Log4cxx is slow when used without critical section

Question

EDIT:

OK, I had mistaken the timings by a factor 1000 so I was thinking the logger was not outputting anything.

What you are witnessing is the cost of the condition variable hidden beneath the log dispatcher thread.

You can read this excellent analysis if you want to go into more details.

Basically, when you synchronize the printer task before calling the logger, all the printers will queue on your own lock and the logger will be called more efficiently.

If your printers are accessing the logger asynchronously, there will be more occurences of the logger finding there is no work to be done after finishing the last output, so the logger thread will go to sleep on the condition variable, which will consume more CPU when the next printer has to wake the logger.

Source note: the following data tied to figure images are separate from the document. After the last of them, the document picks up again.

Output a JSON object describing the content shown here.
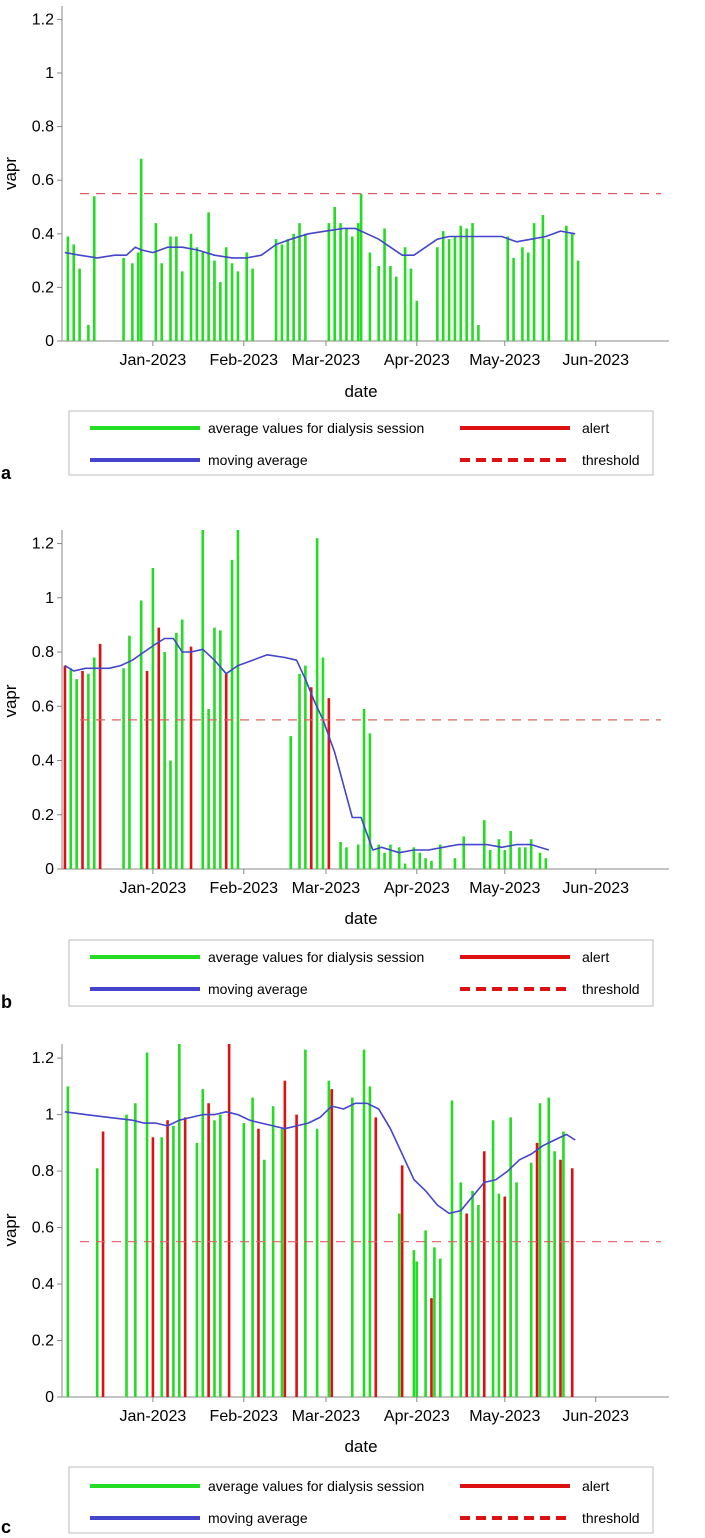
{
  "colors": {
    "session": "#22dd22",
    "alert": "#dd1111",
    "moving_average": "#4444cc",
    "threshold": "#e06060",
    "axis": "#888888"
  },
  "legend": {
    "session_label": "average values for dialysis session",
    "alert_label": "alert",
    "moving_average_label": "moving average",
    "threshold_label": "threshold"
  },
  "chart_data": [
    {
      "panel": "a",
      "type": "bar",
      "xlabel": "date",
      "ylabel": "vapr",
      "ylim": [
        0,
        1.25
      ],
      "yticks": [
        0,
        0.2,
        0.4,
        0.6,
        0.8,
        1,
        1.2
      ],
      "ytick_labels": [
        "0",
        "0.2",
        "0.4",
        "0.6",
        "0.8",
        "1",
        "1.2"
      ],
      "xlim": [
        0,
        207
      ],
      "xticks": [
        {
          "x": 31,
          "label": "Jan-2023"
        },
        {
          "x": 62,
          "label": "Feb-2023"
        },
        {
          "x": 90,
          "label": "Mar-2023"
        },
        {
          "x": 121,
          "label": "Apr-2023"
        },
        {
          "x": 151,
          "label": "May-2023"
        },
        {
          "x": 182,
          "label": "Jun-2023"
        }
      ],
      "threshold": 0.55,
      "session_bars": [
        [
          2,
          0.39
        ],
        [
          4,
          0.36
        ],
        [
          6,
          0.27
        ],
        [
          9,
          0.06
        ],
        [
          11,
          0.54
        ],
        [
          21,
          0.31
        ],
        [
          24,
          0.29
        ],
        [
          26,
          0.33
        ],
        [
          27,
          0.68
        ],
        [
          32,
          0.44
        ],
        [
          34,
          0.29
        ],
        [
          37,
          0.39
        ],
        [
          39,
          0.39
        ],
        [
          41,
          0.26
        ],
        [
          44,
          0.4
        ],
        [
          46,
          0.35
        ],
        [
          48,
          0.33
        ],
        [
          50,
          0.48
        ],
        [
          52,
          0.3
        ],
        [
          54,
          0.22
        ],
        [
          56,
          0.35
        ],
        [
          58,
          0.29
        ],
        [
          60,
          0.26
        ],
        [
          63,
          0.33
        ],
        [
          65,
          0.27
        ],
        [
          73,
          0.38
        ],
        [
          75,
          0.36
        ],
        [
          77,
          0.38
        ],
        [
          79,
          0.4
        ],
        [
          81,
          0.44
        ],
        [
          83,
          0.4
        ],
        [
          91,
          0.44
        ],
        [
          93,
          0.5
        ],
        [
          95,
          0.44
        ],
        [
          97,
          0.42
        ],
        [
          99,
          0.39
        ],
        [
          101,
          0.44
        ],
        [
          102,
          0.55
        ],
        [
          105,
          0.33
        ],
        [
          108,
          0.28
        ],
        [
          110,
          0.42
        ],
        [
          112,
          0.28
        ],
        [
          114,
          0.24
        ],
        [
          117,
          0.35
        ],
        [
          119,
          0.27
        ],
        [
          121,
          0.15
        ],
        [
          128,
          0.35
        ],
        [
          130,
          0.41
        ],
        [
          132,
          0.38
        ],
        [
          134,
          0.39
        ],
        [
          136,
          0.43
        ],
        [
          138,
          0.42
        ],
        [
          140,
          0.44
        ],
        [
          142,
          0.06
        ],
        [
          152,
          0.39
        ],
        [
          154,
          0.31
        ],
        [
          157,
          0.35
        ],
        [
          159,
          0.33
        ],
        [
          161,
          0.44
        ],
        [
          164,
          0.47
        ],
        [
          166,
          0.38
        ],
        [
          172,
          0.43
        ],
        [
          174,
          0.4
        ],
        [
          176,
          0.3
        ]
      ],
      "alert_bars": [],
      "moving_average": {
        "x": [
          1,
          6,
          12,
          18,
          22,
          25,
          27,
          31,
          36,
          41,
          46,
          52,
          58,
          63,
          68,
          73,
          78,
          84,
          90,
          96,
          100,
          104,
          108,
          112,
          116,
          120,
          124,
          128,
          132,
          136,
          140,
          145,
          150,
          155,
          160,
          165,
          170,
          175
        ],
        "y": [
          0.33,
          0.32,
          0.31,
          0.32,
          0.32,
          0.35,
          0.34,
          0.33,
          0.35,
          0.35,
          0.34,
          0.32,
          0.31,
          0.31,
          0.32,
          0.36,
          0.38,
          0.4,
          0.41,
          0.42,
          0.42,
          0.4,
          0.38,
          0.35,
          0.32,
          0.32,
          0.35,
          0.38,
          0.39,
          0.39,
          0.39,
          0.39,
          0.39,
          0.37,
          0.38,
          0.39,
          0.41,
          0.4
        ]
      },
      "legend_position": "bottom"
    },
    {
      "panel": "b",
      "type": "bar",
      "xlabel": "date",
      "ylabel": "vapr",
      "ylim": [
        0,
        1.25
      ],
      "yticks": [
        0,
        0.2,
        0.4,
        0.6,
        0.8,
        1,
        1.2
      ],
      "ytick_labels": [
        "0",
        "0.2",
        "0.4",
        "0.6",
        "0.8",
        "1",
        "1.2"
      ],
      "xlim": [
        0,
        207
      ],
      "xticks": [
        {
          "x": 31,
          "label": "Jan-2023"
        },
        {
          "x": 62,
          "label": "Feb-2023"
        },
        {
          "x": 90,
          "label": "Mar-2023"
        },
        {
          "x": 121,
          "label": "Apr-2023"
        },
        {
          "x": 151,
          "label": "May-2023"
        },
        {
          "x": 182,
          "label": "Jun-2023"
        }
      ],
      "threshold": 0.55,
      "session_bars": [
        [
          3,
          0.74
        ],
        [
          5,
          0.7
        ],
        [
          9,
          0.72
        ],
        [
          11,
          0.78
        ],
        [
          21,
          0.74
        ],
        [
          23,
          0.86
        ],
        [
          27,
          0.99
        ],
        [
          31,
          1.11
        ],
        [
          35,
          0.8
        ],
        [
          37,
          0.4
        ],
        [
          39,
          0.87
        ],
        [
          41,
          0.92
        ],
        [
          48,
          1.25
        ],
        [
          50,
          0.59
        ],
        [
          52,
          0.89
        ],
        [
          54,
          0.88
        ],
        [
          58,
          1.14
        ],
        [
          60,
          1.25
        ],
        [
          78,
          0.49
        ],
        [
          81,
          0.72
        ],
        [
          83,
          0.75
        ],
        [
          85,
          0.66
        ],
        [
          87,
          1.22
        ],
        [
          89,
          0.78
        ],
        [
          95,
          0.1
        ],
        [
          97,
          0.08
        ],
        [
          101,
          0.09
        ],
        [
          103,
          0.59
        ],
        [
          105,
          0.5
        ],
        [
          108,
          0.09
        ],
        [
          110,
          0.06
        ],
        [
          112,
          0.09
        ],
        [
          115,
          0.08
        ],
        [
          117,
          0.02
        ],
        [
          120,
          0.08
        ],
        [
          122,
          0.06
        ],
        [
          124,
          0.04
        ],
        [
          126,
          0.03
        ],
        [
          129,
          0.09
        ],
        [
          134,
          0.04
        ],
        [
          137,
          0.12
        ],
        [
          144,
          0.18
        ],
        [
          146,
          0.07
        ],
        [
          149,
          0.11
        ],
        [
          151,
          0.07
        ],
        [
          153,
          0.14
        ],
        [
          156,
          0.08
        ],
        [
          158,
          0.08
        ],
        [
          160,
          0.11
        ],
        [
          163,
          0.06
        ],
        [
          165,
          0.04
        ]
      ],
      "alert_bars": [
        [
          1,
          0.75
        ],
        [
          7,
          0.73
        ],
        [
          13,
          0.83
        ],
        [
          29,
          0.73
        ],
        [
          33,
          0.89
        ],
        [
          44,
          0.82
        ],
        [
          56,
          0.72
        ],
        [
          85,
          0.67
        ],
        [
          91,
          0.63
        ]
      ],
      "moving_average": {
        "x": [
          1,
          4,
          8,
          12,
          16,
          20,
          24,
          28,
          32,
          35,
          38,
          41,
          44,
          48,
          52,
          56,
          60,
          65,
          70,
          76,
          80,
          83,
          86,
          89,
          93,
          96,
          99,
          102,
          106,
          109,
          112,
          115,
          120,
          125,
          130,
          135,
          140,
          145,
          150,
          155,
          160,
          166
        ],
        "y": [
          0.75,
          0.73,
          0.74,
          0.74,
          0.74,
          0.75,
          0.77,
          0.8,
          0.83,
          0.85,
          0.85,
          0.8,
          0.8,
          0.81,
          0.77,
          0.72,
          0.75,
          0.77,
          0.79,
          0.78,
          0.77,
          0.7,
          0.62,
          0.55,
          0.43,
          0.31,
          0.19,
          0.19,
          0.07,
          0.08,
          0.07,
          0.06,
          0.07,
          0.07,
          0.08,
          0.09,
          0.09,
          0.09,
          0.08,
          0.09,
          0.09,
          0.07
        ]
      },
      "legend_position": "bottom"
    },
    {
      "panel": "c",
      "type": "bar",
      "xlabel": "date",
      "ylabel": "vapr",
      "ylim": [
        0,
        1.25
      ],
      "yticks": [
        0,
        0.2,
        0.4,
        0.6,
        0.8,
        1,
        1.2
      ],
      "ytick_labels": [
        "0",
        "0.2",
        "0.4",
        "0.6",
        "0.8",
        "1",
        "1.2"
      ],
      "xlim": [
        0,
        207
      ],
      "xticks": [
        {
          "x": 31,
          "label": "Jan-2023"
        },
        {
          "x": 62,
          "label": "Feb-2023"
        },
        {
          "x": 90,
          "label": "Mar-2023"
        },
        {
          "x": 121,
          "label": "Apr-2023"
        },
        {
          "x": 151,
          "label": "May-2023"
        },
        {
          "x": 182,
          "label": "Jun-2023"
        }
      ],
      "threshold": 0.55,
      "session_bars": [
        [
          2,
          1.1
        ],
        [
          12,
          0.81
        ],
        [
          22,
          1.0
        ],
        [
          25,
          1.04
        ],
        [
          29,
          1.22
        ],
        [
          34,
          0.92
        ],
        [
          38,
          0.96
        ],
        [
          40,
          1.25
        ],
        [
          46,
          0.9
        ],
        [
          48,
          1.09
        ],
        [
          52,
          0.98
        ],
        [
          54,
          1.0
        ],
        [
          62,
          0.97
        ],
        [
          65,
          1.06
        ],
        [
          69,
          0.84
        ],
        [
          72,
          1.03
        ],
        [
          75,
          0.95
        ],
        [
          83,
          1.23
        ],
        [
          87,
          0.95
        ],
        [
          91,
          1.12
        ],
        [
          99,
          1.06
        ],
        [
          103,
          1.23
        ],
        [
          105,
          1.1
        ],
        [
          115,
          0.65
        ],
        [
          120,
          0.52
        ],
        [
          121,
          0.48
        ],
        [
          124,
          0.59
        ],
        [
          127,
          0.53
        ],
        [
          129,
          0.49
        ],
        [
          133,
          1.05
        ],
        [
          136,
          0.76
        ],
        [
          140,
          0.73
        ],
        [
          142,
          0.68
        ],
        [
          147,
          0.98
        ],
        [
          149,
          0.72
        ],
        [
          153,
          0.99
        ],
        [
          155,
          0.76
        ],
        [
          160,
          0.83
        ],
        [
          163,
          1.04
        ],
        [
          166,
          1.06
        ],
        [
          168,
          0.87
        ],
        [
          171,
          0.94
        ]
      ],
      "alert_bars": [
        [
          14,
          0.94
        ],
        [
          31,
          0.92
        ],
        [
          36,
          0.98
        ],
        [
          42,
          0.99
        ],
        [
          50,
          1.04
        ],
        [
          57,
          1.25
        ],
        [
          67,
          0.95
        ],
        [
          76,
          1.12
        ],
        [
          80,
          1.0
        ],
        [
          92,
          1.09
        ],
        [
          107,
          0.99
        ],
        [
          116,
          0.82
        ],
        [
          126,
          0.35
        ],
        [
          138,
          0.65
        ],
        [
          144,
          0.87
        ],
        [
          151,
          0.71
        ],
        [
          162,
          0.9
        ],
        [
          170,
          0.84
        ],
        [
          174,
          0.81
        ]
      ],
      "moving_average": {
        "x": [
          1,
          8,
          16,
          24,
          28,
          32,
          36,
          40,
          44,
          48,
          52,
          56,
          60,
          64,
          68,
          72,
          76,
          80,
          84,
          88,
          92,
          96,
          100,
          104,
          108,
          112,
          116,
          120,
          124,
          128,
          132,
          136,
          140,
          144,
          148,
          152,
          156,
          160,
          164,
          168,
          172,
          175
        ],
        "y": [
          1.01,
          1.0,
          0.99,
          0.98,
          0.97,
          0.97,
          0.96,
          0.98,
          0.99,
          1.0,
          1.0,
          1.01,
          1.0,
          0.98,
          0.97,
          0.96,
          0.95,
          0.96,
          0.97,
          0.99,
          1.03,
          1.02,
          1.04,
          1.04,
          1.02,
          0.95,
          0.86,
          0.77,
          0.73,
          0.68,
          0.65,
          0.66,
          0.71,
          0.76,
          0.77,
          0.8,
          0.84,
          0.86,
          0.89,
          0.91,
          0.93,
          0.91
        ]
      },
      "legend_position": "bottom"
    }
  ]
}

See this sample program that emulates a barebone waiting queue implemented with condition variables.
Here the logger thread queue has a length of 1, but when you stuff thousands of messages into the system, the queue of the real logger will be filled to the brim in no time, so most of your test program will run with a saturated queue, thus reproducing the conditions in this small example.

#include <mutex>
#include <condition_variable>
#include <thread>
#include <ctime>
#include <vector>
#include <iostream>

#define thread_count 100
#define log_count 600000/thread_count

const char * pending;
bool kill = false;
std::mutex              lock;
std::condition_variable work;
int logger_waits;
void logger (void)
{ 
    // process requests
    for (;;)
    {
        std::unique_lock<std::mutex> waiter(lock);
        while (pending == nullptr && !kill)
        {
            logger_waits++;
            work.wait(waiter);
        }
        if (kill) break;
        std::cout << pending << std::endl;
        pending = nullptr;       
    }
}

void console_log (const char * format)
{
    std::unique_lock<std::mutex> waiter(lock);
    pending = format;
    work.notify_one();
}

void printer1(void)
{
    for (int i = 0; i < log_count; i++)
    {
        console_log("Logging check");
    }
}

std::mutex m_guard;
void printer2(void)
{
    for (int i = 0; i < log_count; i++)
    {
        std::unique_lock<std::mutex> waiter(m_guard);
        console_log("Logging check");
    }
}

int bench (void (*printer)(void))
{
    std::vector<std::thread> printers;
    printers.resize(thread_count);
    logger_waits = 0;

    clock_t start =clock();

    for (int i = 0; i != thread_count; ++i)
        printers[i] = std::thread(printer);

    for (int i = 0; i != thread_count; ++i)
        printers[i].join();

    return (clock()-start)/(CLOCKS_PER_SEC/1000);

}

int main(int argc, char **argv)
{  
    std::thread logthread (logger);

    int time2 = bench (printer2);
    int lw2 = logger_waits;
    int time1 = bench (printer1);
    int lw1 = logger_waits;
    fprintf (stderr, "\n   lock : %d ms %d waits\n", time1, lw1);
    fprintf (stderr,   "no lock : %d ms %d waits\n", time2, lw2);

    kill = true;
    work.notify_one();
    logthread.join();

    return 0;
}

typical output:

   lock : 3940 ms 183 waits
no lock : 4820 ms 16093 waits

All this being said, this test case does not reflect the proper use of a log system. It is meant to output a few messages at a time, so that the main application is never slowed down by log outputs.